I have been collecting the carob pods that are falling in my yard from the neighbor’s tree. How can I store them till ready to use, and how long will they keep? Do you have any tips on how to prepare pods for baking or drinks? We are moving to the 2500' elevation soon. I was wondering if I could start trees from the seeds and grow carob trees at that elevation. Thanks Jackie. I love your column and your “do it from scratch” attitude.

Jan Dennis
Carmichael, California

Lucky you! I’ve never lived where it was warm enough to grow carob trees. Yes, you can start trees from the seeds of your neighbor’s tree.

The pods are ready to harvest when they have turned dark brown. Check for mold and worms before you eat or process them; carob is prone to both. While you can eat the pods “raw” from the tree, when they taste somewhat like chewy dates, to get the chocolate flavor from them, you will need to make a powder. Many people pressure cook the clean pods for 20 minutes at 15 pounds pressure to soften the pods so you can remove the hard black seeds. After the pods have been pre-cooked, split them open and remove the seeds (you cannot use these seeds to grow trees from). Then grind the pods through your meat grinder or food processor. Spread this mash out on sheets, either in your food dehydrator or on cookie sheets in your oven, set at its lowest setting with the door propped open a bit. Stir a little as you dry to keep it drying evenly. When dry, grind to a powder in your blender. Dry again to make absolutely sure it is completely dry. Store in glass jars and use as you wish as a chocolate substitute.

—Jackie

Watery marmalade

I made blood-orange marmalade, but it did not set up (or jell), as it should have. It’s still pretty watery. I have already processed the jars (water-bath @ approximately 230F) so they are sealed. Can I reopen them and re-boil, or remix with a new, freshly made batch of marmalade?
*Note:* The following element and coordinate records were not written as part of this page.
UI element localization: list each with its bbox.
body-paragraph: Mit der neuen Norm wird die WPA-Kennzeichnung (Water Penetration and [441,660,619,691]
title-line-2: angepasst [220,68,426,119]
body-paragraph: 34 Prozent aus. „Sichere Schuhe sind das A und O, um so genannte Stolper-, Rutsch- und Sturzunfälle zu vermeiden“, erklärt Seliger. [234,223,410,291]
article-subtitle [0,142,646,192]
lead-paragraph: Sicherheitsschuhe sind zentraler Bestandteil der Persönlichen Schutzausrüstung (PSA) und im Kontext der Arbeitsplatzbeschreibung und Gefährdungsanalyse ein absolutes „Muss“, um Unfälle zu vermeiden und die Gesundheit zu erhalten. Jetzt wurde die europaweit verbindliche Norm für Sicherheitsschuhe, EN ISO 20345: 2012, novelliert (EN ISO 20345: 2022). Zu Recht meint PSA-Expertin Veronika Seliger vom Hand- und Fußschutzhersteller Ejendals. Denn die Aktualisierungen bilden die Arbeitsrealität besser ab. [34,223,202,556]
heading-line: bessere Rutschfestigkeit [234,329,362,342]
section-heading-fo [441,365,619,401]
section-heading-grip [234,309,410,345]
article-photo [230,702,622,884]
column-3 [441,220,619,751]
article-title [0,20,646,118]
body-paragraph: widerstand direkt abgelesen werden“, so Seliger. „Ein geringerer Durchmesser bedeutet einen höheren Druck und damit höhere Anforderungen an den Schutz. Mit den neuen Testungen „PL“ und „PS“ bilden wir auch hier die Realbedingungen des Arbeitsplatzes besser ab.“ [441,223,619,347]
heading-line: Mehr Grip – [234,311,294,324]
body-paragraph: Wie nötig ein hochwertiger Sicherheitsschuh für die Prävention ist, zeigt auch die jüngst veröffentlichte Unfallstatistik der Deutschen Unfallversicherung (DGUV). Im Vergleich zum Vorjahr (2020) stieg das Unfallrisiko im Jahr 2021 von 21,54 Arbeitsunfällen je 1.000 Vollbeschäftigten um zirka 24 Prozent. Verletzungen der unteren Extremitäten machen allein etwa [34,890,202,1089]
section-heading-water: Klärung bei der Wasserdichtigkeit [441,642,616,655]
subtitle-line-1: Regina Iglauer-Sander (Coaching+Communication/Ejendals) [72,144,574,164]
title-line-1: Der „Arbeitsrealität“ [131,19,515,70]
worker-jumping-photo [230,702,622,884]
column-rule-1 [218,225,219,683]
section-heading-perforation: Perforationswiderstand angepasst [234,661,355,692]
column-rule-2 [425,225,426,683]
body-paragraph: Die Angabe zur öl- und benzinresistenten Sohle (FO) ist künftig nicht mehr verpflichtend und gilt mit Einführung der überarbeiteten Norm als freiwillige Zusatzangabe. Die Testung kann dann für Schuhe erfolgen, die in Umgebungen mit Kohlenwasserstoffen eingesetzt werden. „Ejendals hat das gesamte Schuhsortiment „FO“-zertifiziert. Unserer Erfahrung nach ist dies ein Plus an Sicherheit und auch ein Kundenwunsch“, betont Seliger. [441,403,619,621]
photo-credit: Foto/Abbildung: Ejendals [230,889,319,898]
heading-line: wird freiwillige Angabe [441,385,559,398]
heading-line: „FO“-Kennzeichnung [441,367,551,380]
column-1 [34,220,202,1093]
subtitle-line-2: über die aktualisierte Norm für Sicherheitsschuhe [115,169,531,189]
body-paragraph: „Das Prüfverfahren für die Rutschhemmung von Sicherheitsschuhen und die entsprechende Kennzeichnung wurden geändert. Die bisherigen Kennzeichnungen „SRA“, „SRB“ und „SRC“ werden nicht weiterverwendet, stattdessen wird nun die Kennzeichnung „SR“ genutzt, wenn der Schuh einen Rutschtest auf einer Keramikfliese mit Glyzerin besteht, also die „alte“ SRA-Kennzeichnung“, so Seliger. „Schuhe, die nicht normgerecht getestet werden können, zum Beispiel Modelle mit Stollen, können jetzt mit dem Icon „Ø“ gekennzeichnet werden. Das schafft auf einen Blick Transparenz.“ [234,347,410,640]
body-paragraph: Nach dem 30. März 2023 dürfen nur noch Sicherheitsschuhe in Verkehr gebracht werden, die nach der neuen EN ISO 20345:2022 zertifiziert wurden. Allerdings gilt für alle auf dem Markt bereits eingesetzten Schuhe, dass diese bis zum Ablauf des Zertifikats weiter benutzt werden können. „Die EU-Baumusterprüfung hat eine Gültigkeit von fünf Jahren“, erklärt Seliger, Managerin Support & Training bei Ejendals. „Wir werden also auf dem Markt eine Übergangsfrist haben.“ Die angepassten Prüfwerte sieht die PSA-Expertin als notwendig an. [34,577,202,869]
Is it safe to do this? I’m having a hard time finding a correct answer.

David Fortuna
Altus, Oklahoma

Yes, you can reprocess your marmalade. But first be sure that you need to. Some jams and jellies need some time to completely jell. If you want to re-do your marmalade, simply open the jars and dump the contents into a large kettle. Very slowly, bring it to a boil, stirring as you heat the contents. As it heats, it will liquefy. Simply bring the hot marmalade to a boil and boil it down more, stirring as you do to prevent scorching. You will want to wash out the empty jars in hot soapy water, then hold in boiling water until you are ready to refill them. When the marmalade seems stiffer, take a spoonful out and put it in a cool dish. If it is ready to jar, it will be nice and thick in 10 minutes’ time. If not, continue boiling it down. When it is thick enough, dip out and fill the hot (but dry) jars to within 1/2 inch of the top of the jar and place NEW hot, previously simmered lids on the jars and screw down the rings firmly tight. Process the jars for 10 minutes in a boiling water bath.

—Jackie

Hulling English walnuts

I am trying to find out how long to dry English walnuts: days, weeks, months? Do the green husks fall off by themselves or on their own? This year they are coming off by themselves, but other years they have stayed on. What is the best way to dry them?

P. Krenzer
Pkrenzer1 at aol.com

Sometimes the husks will split and come off the nuts by themselves, but other times you have to help them out. After gathering the nuts, you can lay them out in a single layer, out of the weather and protected from squirrels. They like ‘em, too! They are generally dry in two weeks’ time, but this can vary with the temperature and humidity; the hotter and drier it is, the quicker they dry. When the husks are dry you can usually peel them off easily with gloved hands. Then just dry the husked nuts a little longer and they’ll keep a long, long time. But to get the full use out of them, start shelling them and using them as soon as you can. This is one job we generally put off and put off, losing a great resource. They are quite easy to shell and retrieve the nutmeats. Lucky you!